Consider the following functions.
from numba import njit
@njit
def func():
i = 777
t = i
return t
@njit
def func2():
i = 776
t = i + 1
return t
You can check how each variable's type is inferred using the following method.
func()
func.inspect_types()
This is the key lines:
# i = const(int, 777) :: Literal[int](777)
# t = i :: Literal[int](777)
The part after :: is the type of the variable.
This indicates that both i and t are of integer literal type.
Next, for func2:
func2()
func2.inspect_types()
# i = const(int, 776) :: Literal[int](776)
# t = i + $const10.2 :: int64
Compared to func, you can see that t is inferred as int64 rather than an integer literal type.
This means, numba performs type inference on the code before optimization.
This is a reasonable choice. Typed code is required for optimization, but type inference is required to generate typed code. So first type inference is performed on Python bytecode, and then optimization is performed based on the inferred types. For more accurate and detailed information on this flow, please refer to the official documentation.
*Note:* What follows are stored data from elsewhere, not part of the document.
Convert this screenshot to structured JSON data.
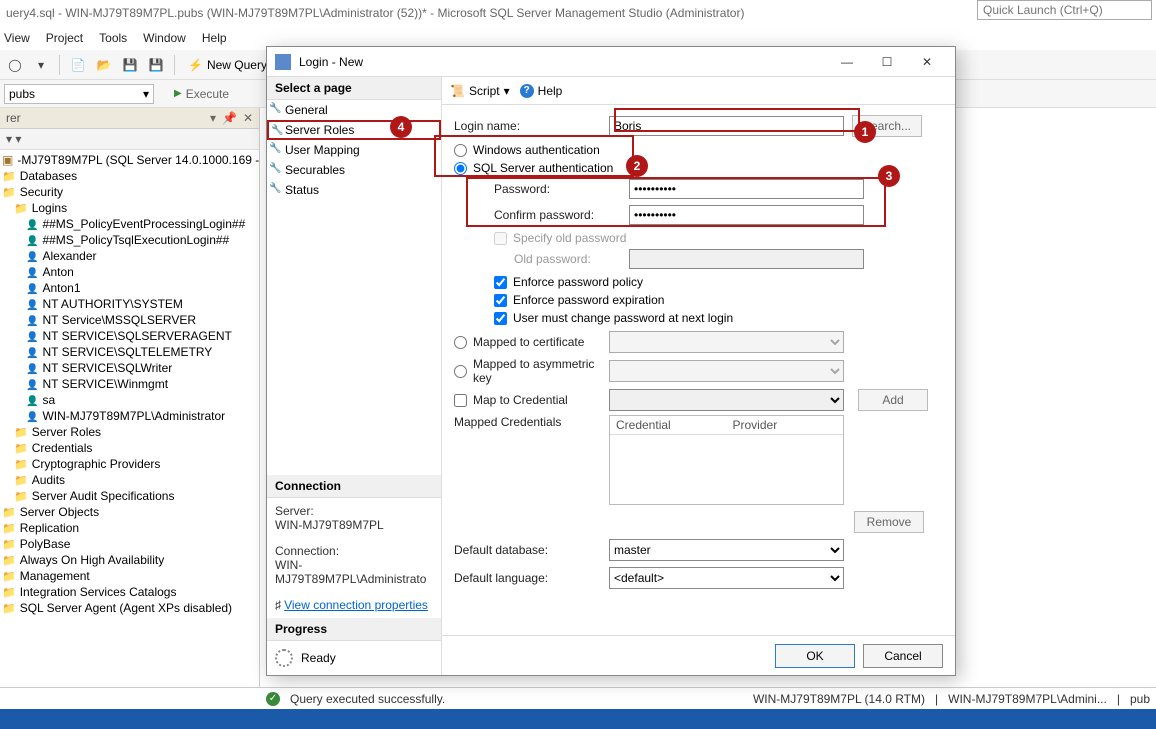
{
  "title": "uery4.sql - WIN-MJ79T89M7PL.pubs (WIN-MJ79T89M7PL\\Administrator (52))* - Microsoft SQL Server Management Studio (Administrator)",
  "quick_launch": "Quick Launch (Ctrl+Q)",
  "menus": [
    "View",
    "Project",
    "Tools",
    "Window",
    "Help"
  ],
  "toolbar": {
    "new_query": "New Query"
  },
  "toolbar2": {
    "db": "pubs",
    "execute": "Execute"
  },
  "explorer": {
    "title": "rer",
    "toolbar": "▾ ▾",
    "root": "-MJ79T89M7PL (SQL Server 14.0.1000.169 - \\",
    "databases": "Databases",
    "security": "Security",
    "logins": "Logins",
    "items": [
      "##MS_PolicyEventProcessingLogin##",
      "##MS_PolicyTsqlExecutionLogin##",
      "Alexander",
      "Anton",
      "Anton1",
      "NT AUTHORITY\\SYSTEM",
      "NT Service\\MSSQLSERVER",
      "NT SERVICE\\SQLSERVERAGENT",
      "NT SERVICE\\SQLTELEMETRY",
      "NT SERVICE\\SQLWriter",
      "NT SERVICE\\Winmgmt",
      "sa",
      "WIN-MJ79T89M7PL\\Administrator"
    ],
    "folders": [
      "Server Roles",
      "Credentials",
      "Cryptographic Providers",
      "Audits",
      "Server Audit Specifications"
    ],
    "root_folders": [
      "Server Objects",
      "Replication",
      "PolyBase",
      "Always On High Availability",
      "Management",
      "Integration Services Catalogs",
      "SQL Server Agent (Agent XPs disabled)"
    ]
  },
  "dialog": {
    "title": "Login - New",
    "pages_hdr": "Select a page",
    "pages": [
      "General",
      "Server Roles",
      "User Mapping",
      "Securables",
      "Status"
    ],
    "script": "Script",
    "help": "Help",
    "conn_hdr": "Connection",
    "server_lbl": "Server:",
    "server_val": "WIN-MJ79T89M7PL",
    "connection_lbl": "Connection:",
    "connection_val": "WIN-MJ79T89M7PL\\Administrato",
    "view_props": "View connection properties",
    "progress_hdr": "Progress",
    "ready": "Ready",
    "form": {
      "login_name_lbl": "Login name:",
      "login_name_val": "Boris",
      "search": "Search...",
      "win_auth": "Windows authentication",
      "sql_auth": "SQL Server authentication",
      "password_lbl": "Password:",
      "password_val": "••••••••••",
      "confirm_lbl": "Confirm password:",
      "confirm_val": "••••••••••",
      "specify_old": "Specify old password",
      "old_pw_lbl": "Old password:",
      "enforce_policy": "Enforce password policy",
      "enforce_exp": "Enforce password expiration",
      "must_change": "User must change password at next login",
      "map_cert": "Mapped to certificate",
      "map_asym": "Mapped to asymmetric key",
      "map_cred": "Map to Credential",
      "add": "Add",
      "mapped_creds": "Mapped Credentials",
      "col_cred": "Credential",
      "col_prov": "Provider",
      "remove": "Remove",
      "def_db_lbl": "Default database:",
      "def_db_val": "master",
      "def_lang_lbl": "Default language:",
      "def_lang_val": "<default>"
    },
    "ok": "OK",
    "cancel": "Cancel"
  },
  "status": {
    "msg": "Query executed successfully.",
    "server": "WIN-MJ79T89M7PL (14.0 RTM)",
    "user": "WIN-MJ79T89M7PL\\Admini...",
    "db": "pub"
  },
  "callouts": {
    "c1": "1",
    "c2": "2",
    "c3": "3",
    "c4": "4"
  }
}
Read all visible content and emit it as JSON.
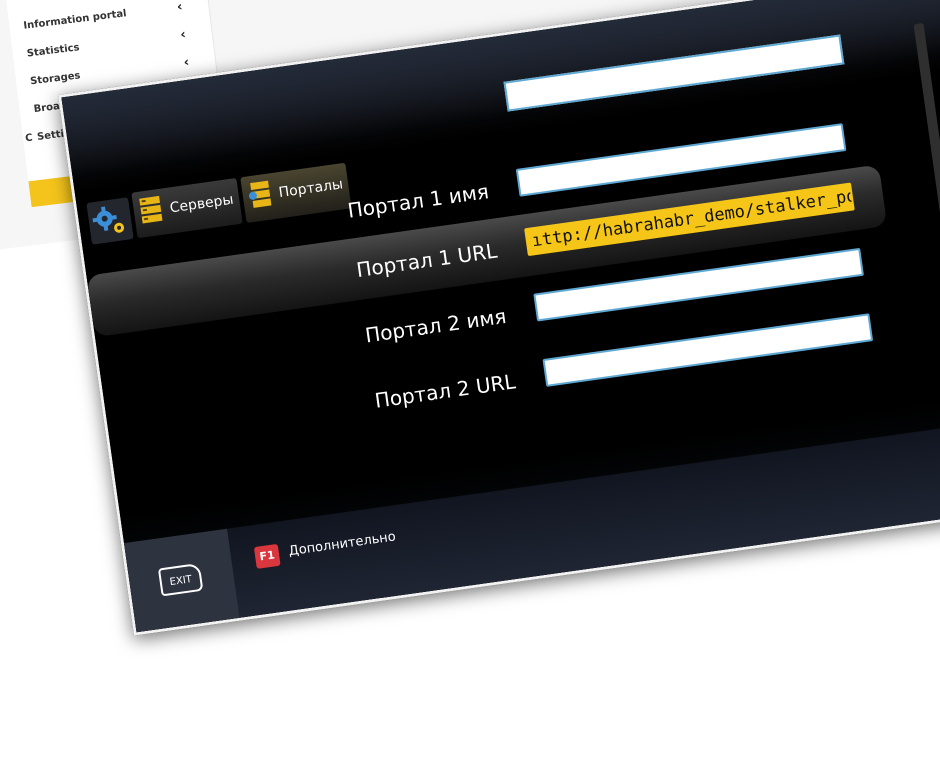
{
  "admin_panel": {
    "menu": [
      {
        "prefix": "",
        "label": "",
        "chevron": ""
      },
      {
        "prefix": "",
        "label": "Information portal",
        "chevron": "‹"
      },
      {
        "prefix": "",
        "label": "Statistics",
        "chevron": "‹"
      },
      {
        "prefix": "",
        "label": "Storages",
        "chevron": "‹"
      },
      {
        "prefix": "",
        "label": "Broadcast servers",
        "chevron": "‹"
      },
      {
        "prefix": "C",
        "label": "Settings",
        "chevron": "‹"
      }
    ],
    "accent_color": "#f4c41c"
  },
  "tv": {
    "tabs": [
      {
        "label": "Серверы",
        "icon": "server-stack-icon"
      },
      {
        "label": "Порталы",
        "icon": "portal-server-icon"
      }
    ],
    "gear_icon": "gears-icon",
    "rows": [
      {
        "label": "Портал 1 имя",
        "value": "",
        "selected": false
      },
      {
        "label": "Портал 1 URL",
        "value": "ıttp://habrahabr_demo/stalker_portal/c/",
        "selected": true
      },
      {
        "label": "Портал 2 имя",
        "value": "",
        "selected": false
      },
      {
        "label": "Портал 2 URL",
        "value": "",
        "selected": false
      }
    ],
    "footer": {
      "exit_label": "EXIT",
      "f1_key": "F1",
      "f1_label": "Дополнительно"
    },
    "colors": {
      "selected_field": "#f5c518",
      "field_border": "#5fa8d3",
      "f1_key": "#d9363e"
    }
  }
}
In summary, you need a constant variable at the Python bytecode phase.
As an additional note, numba does not support indexing records with non-literal variables. However, it is somehow possible by explicitly defining the mapping via overloading.
from operator import setitem
import numpy as np
from numba import njit, types
from numba.core.extending import overload
a_dtype = np.dtype([("id", "i4"), ("qtrnm0", "S4"), ("qtr0", "f4")])
@overload(setitem)
def setitem_overload_for_a(a, index, value):
if getattr(a, "dtype", None) != a_dtype:
return None
if isinstance(value, (types.Integer, types.Float)):
def numeric_impl(a, index, value):
# You need to map these indexes correctly according to the dtype.
if index == 0:
a[0] = value
elif index == 2:
a[2] = value
else:
raise ValueError()
return numeric_impl
elif isinstance(value, (types.Bytes, types.CharSeq)):
def bytes_impl(a, index, value):
if index == 1:
a[1] = value
else:
raise ValueError()
return bytes_impl
else:
raise TypeError(f"Unsupported type: {index=}, {value=}, {a.dtype=}")
@njit
def upsert_numba(a, sid, qtrnm, val):
i = 0
a[i + 1] = qtrnm
a[i + 2] = val
return a
x = (1, b"24q2", 3.0)
a = np.array([(1, b"24q1", 1.0)], dtype=a_dtype)
print(upsert_numba(a[0].copy(), *x)) # (1, b'24q2', 3.)
Note that this is an ad hoc strategy that requires you to hardcode setitem for each record type, and may not work in some cases. That said, it should work unless you're doing something very tricky.